While first-quarter GDP was revised down to negative 1.5%, this was caused by inventories and net exports which combined subtracted 4.3 percentage points from GDP growth. Both are relatively small but volatile GDP components that can swing the headline figure. Importantly, final sales to domestic purchasers, which exclude inventories and net exports, were revised up to a 2.7% annual rate. This is in line with the average growth rate since 1980, and slightly higher than the average rate in 2019, before the pandemic hit, a sign that underlying domestic demand has strengthened and, in aggregate, has moved toward normalization.

April personal consumption expenditures (PCE) increased 0.9%, above the consensus of 0.6%. Additionally, the previous month was revised up to 1.4% from 1.1%. The increase in April was driven by a 2.4% jump in durable goods spending, led by vehicles. Services spending also had a strong showing, up 0.9%—double the historical average since 1990.

Further Signs Inflation May Have Peaked

Friday’s PCE report gave further evidence that inflation may have peaked. The PCE Price Index increased 0.2%, the smallest gain since November 2020. On a y/y basis, PCE inflation eased to 6.3% from a peak of 6.6% in the previous month, while core PCE inflation dipped to 4.9% from 5.2% in the prior month. Like the Consumer Price Index (released several weeks ago), the moderation in PCE inflation was driven by durable goods prices, which posted an 8.4% y/y gain, down from a peak of 11.5% y/y back in January. Given elevated goods inventories relative to pre-pandemic trends and further shifting back to services from goods consumption as the pandemic fades, we think goods inflation can fall further.

The Federal Reserve closely watches consumer and market-based inflation expectations indicators. Importantly, longer-term expectations (5-10 year) remain contained, despite near-term elevated expectations. Given evidence of peak inflation, this should act to further restrain long-dated inflation expectations. This makes the Fed’s job of interest rate hikes easier and reduces the potential for a policy mistake that could lead to a recession.

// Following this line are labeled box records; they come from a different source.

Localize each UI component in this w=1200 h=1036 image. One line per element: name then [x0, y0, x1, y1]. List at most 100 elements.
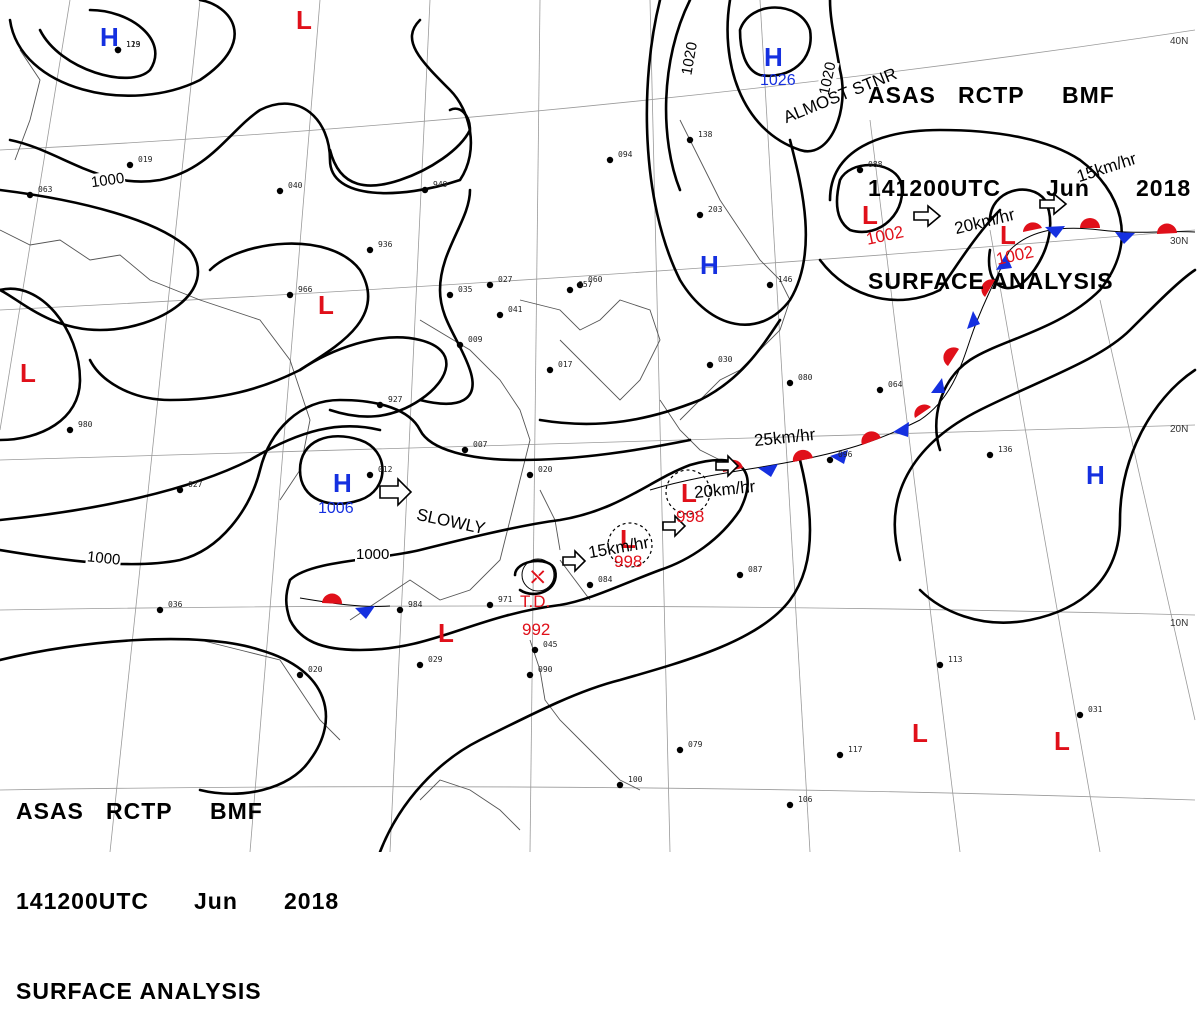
low-center: L — [20, 358, 36, 388]
station-value: 203 — [708, 205, 723, 214]
station-value: 007 — [473, 440, 488, 449]
header-top-right: ASAS RCTP BMF 141200UTC Jun 2018 SURFACE ANA… — [868, 18, 1191, 328]
station-value: 080 — [798, 373, 813, 382]
station-value: 031 — [1088, 705, 1103, 714]
weather-map: ⛌ — [0, 0, 1197, 852]
high-center: H — [100, 22, 119, 52]
isobar-north-high-ring-inner — [38, 8, 157, 80]
high-center: H — [1086, 460, 1105, 490]
header-year: 2018 — [1136, 175, 1192, 201]
station-value: 090 — [538, 665, 553, 674]
station-value: 117 — [848, 745, 863, 754]
station-value: 094 — [618, 150, 633, 159]
high-pressure-value: 1006 — [318, 500, 354, 517]
station-dot — [566, 286, 574, 294]
low-center: L — [912, 718, 928, 748]
station-dot — [276, 187, 284, 195]
station-dot — [576, 281, 584, 289]
station-dot — [286, 291, 294, 299]
warm-front-marks — [722, 218, 1177, 472]
low-pressure-value: 998 — [614, 552, 643, 571]
low-center: L — [862, 200, 878, 230]
cold-front-marks — [758, 226, 1135, 477]
isobar-1000-west — [0, 188, 200, 332]
station-dot — [176, 486, 184, 494]
station-dot — [616, 781, 624, 789]
station-value: 030 — [718, 355, 733, 364]
station-value: 009 — [468, 335, 483, 344]
station-dot — [421, 186, 429, 194]
station-dot — [676, 746, 684, 754]
station-dot — [156, 606, 164, 614]
header-office: BMF — [210, 798, 263, 824]
station-value: 980 — [78, 420, 93, 429]
station-value: 936 — [378, 240, 393, 249]
station-value: 079 — [688, 740, 703, 749]
station-dot — [26, 191, 34, 199]
header-office: BMF — [1062, 82, 1115, 108]
isobar-label: 1000 — [85, 548, 123, 569]
station-value: 036 — [168, 600, 183, 609]
station-value: 045 — [543, 640, 558, 649]
header-agency: ASAS — [16, 798, 84, 824]
isobar-sw-lower — [378, 458, 812, 852]
station-value: 146 — [778, 275, 793, 284]
station-value: 064 — [888, 380, 903, 389]
station-value: 096 — [838, 450, 853, 459]
station-dot — [586, 581, 594, 589]
isobar-low-1002-ring — [835, 163, 904, 234]
header-station: RCTP — [958, 82, 1025, 108]
station-dot — [376, 401, 384, 409]
td-circles — [607, 469, 711, 568]
station-dot — [826, 456, 834, 464]
station-plots — [26, 46, 1084, 809]
header-year: 2018 — [284, 888, 340, 914]
header-station: RCTP — [106, 798, 173, 824]
station-value: 019 — [138, 155, 153, 164]
movement-arrows — [379, 192, 1068, 573]
isobar-south-outer — [0, 424, 382, 522]
station-dot — [526, 671, 534, 679]
station-dot — [736, 571, 744, 579]
isobar-east-big — [828, 128, 1124, 452]
latitude-label: 30N — [1170, 236, 1189, 247]
station-dot — [66, 426, 74, 434]
station-value: 027 — [188, 480, 203, 489]
station-value: 129 — [126, 40, 141, 49]
station-value: 029 — [428, 655, 443, 664]
station-value: 138 — [698, 130, 713, 139]
station-dot — [456, 341, 464, 349]
header-title: SURFACE ANALYSIS — [868, 268, 1114, 294]
low-center: L — [438, 618, 454, 648]
isobar-1020 — [664, 0, 692, 192]
header-bottom-left: ASAS RCTP BMF 141200UTC Jun 2018 SURFACE ANA… — [16, 736, 339, 1036]
station-dot — [546, 366, 554, 374]
station-value: 966 — [298, 285, 313, 294]
station-dot — [696, 211, 704, 219]
station-value: 984 — [408, 600, 423, 609]
low-center: L — [620, 524, 636, 554]
isobar-td-inner — [513, 559, 557, 596]
low-center: L — [1000, 220, 1016, 250]
station-dot — [366, 471, 374, 479]
td-pressure-value: 992 — [522, 620, 551, 639]
station-value: 136 — [998, 445, 1013, 454]
isobar-east-high — [726, 0, 844, 153]
station-value: 113 — [948, 655, 963, 664]
station-value: 057 — [578, 280, 593, 289]
station-value: 041 — [508, 305, 523, 314]
header-time: 141200UTC — [16, 888, 150, 914]
station-dot — [836, 751, 844, 759]
isobar-far-east — [893, 268, 1197, 562]
isobar-central-lake — [418, 188, 474, 405]
station-value: 088 — [868, 160, 883, 169]
station-value: 949 — [433, 180, 448, 189]
header-agency: ASAS — [868, 82, 936, 108]
low-center: L — [318, 290, 334, 320]
isobar-lower-east — [538, 318, 782, 426]
isobar-label: 1000 — [355, 546, 391, 563]
isobar-high-1006 — [298, 435, 384, 505]
station-dot — [706, 361, 714, 369]
station-value: 063 — [38, 185, 53, 194]
isobar-east-outer — [818, 208, 1002, 302]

We would also note that it is not the first Fed rate hike that can tip the economy into recession but the last. At about 0.75%, short-term interest rates are well below what the Fed considers neutral of about 2.4%. This suggests monetary policy remains conducive for further economic growth.

Easing inflation pressure that allows for a less hawkish Fed is a key catalyst for the economy and further stock market gains.